Jusqu’en 1982, être homosexuel en France était considéré comme un délit. Ce n’est que le 27 juillet de cette année-là que l’Assemblée nationale a voté la suppression du « délit d’homosexualité ». La loi Forni, du nom du député Raymond Forni qui l’a proposée, a ainsi mis fin à plusieurs années de répression anti-gay menée par l’État.

Des années plus tard, une proposition de loi portée par le sénateur Hussein Bourgi visant à réparer les personnes condamnées pour homosexualité entre 1942 et 1982 a été votée au Sénat le 22 novembre 2023. Cette proposition de loi cherche à reconnaître la responsabilité de la France dans la discrimination et la criminalisation des homosexuels pendant ces années.

Pour mieux comprendre cette période trouble, nous avons interrogé Michel Chomarat, un militant gay âgé d’une vingtaine d’années dans les années 1970. Il nous rapporte les conditions difficiles auxquelles les personnes homosexuelles étaient confrontées à l’époque. « Tout était contre nous, le climat était très dur à l’encontre des homosexuels », explique-t-il. Les gays étaient stigmatisés et associés à l’alcoolisme et à la maladie. L’homosexualité était considérée comme une menace pour l’ordre social et les gays étaient contraints de rester dans l’ombre, sans aucune visibilité dans l’espace public.

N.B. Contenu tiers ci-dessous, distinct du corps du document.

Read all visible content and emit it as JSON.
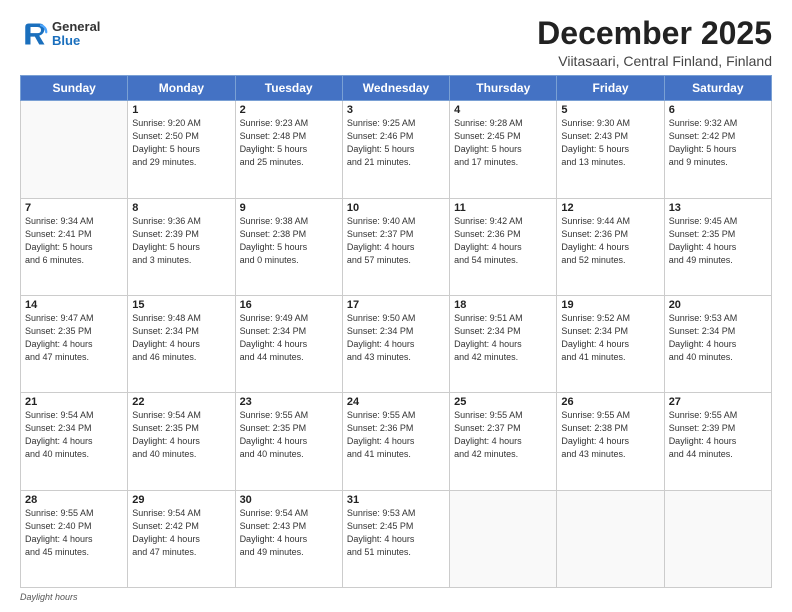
{
  "logo": {
    "general": "General",
    "blue": "Blue"
  },
  "header": {
    "title": "December 2025",
    "location": "Viitasaari, Central Finland, Finland"
  },
  "weekdays": [
    "Sunday",
    "Monday",
    "Tuesday",
    "Wednesday",
    "Thursday",
    "Friday",
    "Saturday"
  ],
  "days": [
    {
      "num": "",
      "info": ""
    },
    {
      "num": "1",
      "info": "Sunrise: 9:20 AM\nSunset: 2:50 PM\nDaylight: 5 hours\nand 29 minutes."
    },
    {
      "num": "2",
      "info": "Sunrise: 9:23 AM\nSunset: 2:48 PM\nDaylight: 5 hours\nand 25 minutes."
    },
    {
      "num": "3",
      "info": "Sunrise: 9:25 AM\nSunset: 2:46 PM\nDaylight: 5 hours\nand 21 minutes."
    },
    {
      "num": "4",
      "info": "Sunrise: 9:28 AM\nSunset: 2:45 PM\nDaylight: 5 hours\nand 17 minutes."
    },
    {
      "num": "5",
      "info": "Sunrise: 9:30 AM\nSunset: 2:43 PM\nDaylight: 5 hours\nand 13 minutes."
    },
    {
      "num": "6",
      "info": "Sunrise: 9:32 AM\nSunset: 2:42 PM\nDaylight: 5 hours\nand 9 minutes."
    },
    {
      "num": "7",
      "info": "Sunrise: 9:34 AM\nSunset: 2:41 PM\nDaylight: 5 hours\nand 6 minutes."
    },
    {
      "num": "8",
      "info": "Sunrise: 9:36 AM\nSunset: 2:39 PM\nDaylight: 5 hours\nand 3 minutes."
    },
    {
      "num": "9",
      "info": "Sunrise: 9:38 AM\nSunset: 2:38 PM\nDaylight: 5 hours\nand 0 minutes."
    },
    {
      "num": "10",
      "info": "Sunrise: 9:40 AM\nSunset: 2:37 PM\nDaylight: 4 hours\nand 57 minutes."
    },
    {
      "num": "11",
      "info": "Sunrise: 9:42 AM\nSunset: 2:36 PM\nDaylight: 4 hours\nand 54 minutes."
    },
    {
      "num": "12",
      "info": "Sunrise: 9:44 AM\nSunset: 2:36 PM\nDaylight: 4 hours\nand 52 minutes."
    },
    {
      "num": "13",
      "info": "Sunrise: 9:45 AM\nSunset: 2:35 PM\nDaylight: 4 hours\nand 49 minutes."
    },
    {
      "num": "14",
      "info": "Sunrise: 9:47 AM\nSunset: 2:35 PM\nDaylight: 4 hours\nand 47 minutes."
    },
    {
      "num": "15",
      "info": "Sunrise: 9:48 AM\nSunset: 2:34 PM\nDaylight: 4 hours\nand 46 minutes."
    },
    {
      "num": "16",
      "info": "Sunrise: 9:49 AM\nSunset: 2:34 PM\nDaylight: 4 hours\nand 44 minutes."
    },
    {
      "num": "17",
      "info": "Sunrise: 9:50 AM\nSunset: 2:34 PM\nDaylight: 4 hours\nand 43 minutes."
    },
    {
      "num": "18",
      "info": "Sunrise: 9:51 AM\nSunset: 2:34 PM\nDaylight: 4 hours\nand 42 minutes."
    },
    {
      "num": "19",
      "info": "Sunrise: 9:52 AM\nSunset: 2:34 PM\nDaylight: 4 hours\nand 41 minutes."
    },
    {
      "num": "20",
      "info": "Sunrise: 9:53 AM\nSunset: 2:34 PM\nDaylight: 4 hours\nand 40 minutes."
    },
    {
      "num": "21",
      "info": "Sunrise: 9:54 AM\nSunset: 2:34 PM\nDaylight: 4 hours\nand 40 minutes."
    },
    {
      "num": "22",
      "info": "Sunrise: 9:54 AM\nSunset: 2:35 PM\nDaylight: 4 hours\nand 40 minutes."
    },
    {
      "num": "23",
      "info": "Sunrise: 9:55 AM\nSunset: 2:35 PM\nDaylight: 4 hours\nand 40 minutes."
    },
    {
      "num": "24",
      "info": "Sunrise: 9:55 AM\nSunset: 2:36 PM\nDaylight: 4 hours\nand 41 minutes."
    },
    {
      "num": "25",
      "info": "Sunrise: 9:55 AM\nSunset: 2:37 PM\nDaylight: 4 hours\nand 42 minutes."
    },
    {
      "num": "26",
      "info": "Sunrise: 9:55 AM\nSunset: 2:38 PM\nDaylight: 4 hours\nand 43 minutes."
    },
    {
      "num": "27",
      "info": "Sunrise: 9:55 AM\nSunset: 2:39 PM\nDaylight: 4 hours\nand 44 minutes."
    },
    {
      "num": "28",
      "info": "Sunrise: 9:55 AM\nSunset: 2:40 PM\nDaylight: 4 hours\nand 45 minutes."
    },
    {
      "num": "29",
      "info": "Sunrise: 9:54 AM\nSunset: 2:42 PM\nDaylight: 4 hours\nand 47 minutes."
    },
    {
      "num": "30",
      "info": "Sunrise: 9:54 AM\nSunset: 2:43 PM\nDaylight: 4 hours\nand 49 minutes."
    },
    {
      "num": "31",
      "info": "Sunrise: 9:53 AM\nSunset: 2:45 PM\nDaylight: 4 hours\nand 51 minutes."
    },
    {
      "num": "",
      "info": ""
    },
    {
      "num": "",
      "info": ""
    },
    {
      "num": "",
      "info": ""
    },
    {
      "num": "",
      "info": ""
    }
  ],
  "footer": {
    "daylight_label": "Daylight hours"
  }
}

Michel Chomarat souligne que cette répression s’est poursuivie même après la fin de la Seconde Guerre mondiale, avec des gouvernements successifs qui soutenaient une politique nataliste et rejetaient la présence des homosexuels dans la société. « Il fallait avoir du courage pour être homosexuel durant cette période », souligne-t-il. Les personnes homosexuelles étaient confrontées à de nombreux obstacles, tant dans leur vie familiale que sociale. Elles étaient sujettes à l’agression, à la surveillance policière et à l’arrestation si elles venaient à se montrer en public, notamment la nuit.

Les arrestations fréquentes de personnes homosexuelles étaient monnaie courante à l’époque, dans toutes les régions de la France. De nombreux gays menaient une double vie, et certains étaient même des pères de famille. Ils vivaient dans la peur constante que leur véritable identité soit révélée. Michel Chomarat se souvient du cas d’un clerc de notaire à Lyon qui avait été arrêté et dont la photo avait été publiée dans le journal local, entraînant ainsi son licenciement et son suicide quelques jours plus tard.

Michel Chomarat lui-même a été arrêté en mai 1977, alors qu’il fréquentait un bar de nuit protégé, le Manhattan, à Paris. Il se souvient de l’irruption soudaine de policiers au cours d’une soirée, et de l’arrestation brutale de neuf clients et des deux propriétaires du bar. Ils ont tous été emmenés menottés au siège de la Police Judiciaire, une expérience traumatisante pour Michel et les autres. Ils ont été interrogés sur leur vie sexuelle, dans des conditions humiliantes.

Suite à cette arrestation, Michel Chomarat a été jugé lors de trois procès très médiatisés. L’affaire a marqué un tournant, car c’était la première fois que des homosexuels se défendaient devant la justice. Michel et ses compagnons ont été condamnés à une amende symbolique lors du premier procès, mais ils ont fait appel et se sont pourvus en cassation. Finalement, ils ont été de nouveau condamnés à l’amende lors du troisième procès.

Mais quelques mois plus tard, en 1981, François Mitterrand est élu président de la République, et il amnistiera toutes les condamnations pour homosexualité. L’année suivante, l’homosexualité sera dépénalisée en France. Néanmoins, les personnes arrêtées et réprimées pendant cette période sombre de l’histoire française n’ont jamais obtenu réparation. La proposition de loi votée au Sénat cette année est donc un premier pas vers une reconnaissance symbolique de ces victimes et de la responsabilité de l’État.

Pour Michel Chomarat, il est essentiel que cet épisode de l’histoire française soit évoqué et discuté. Il rappelle que la plupart des Français, y compris les jeunes issus de la communauté LGBT, ne connaissent pas cette partie de l’histoire. Il est important de préserver la mémoire de cette période pour éviter de répéter les erreurs du passé. La réparation financière est une question secondaire pour lui, car il considère que la tragédie vécue par les homosexuels ne peut être effacée par de l’argent. Ce qui importe le plus, c’est que l’État reconnaisse ses erreurs et assume sa responsabilité.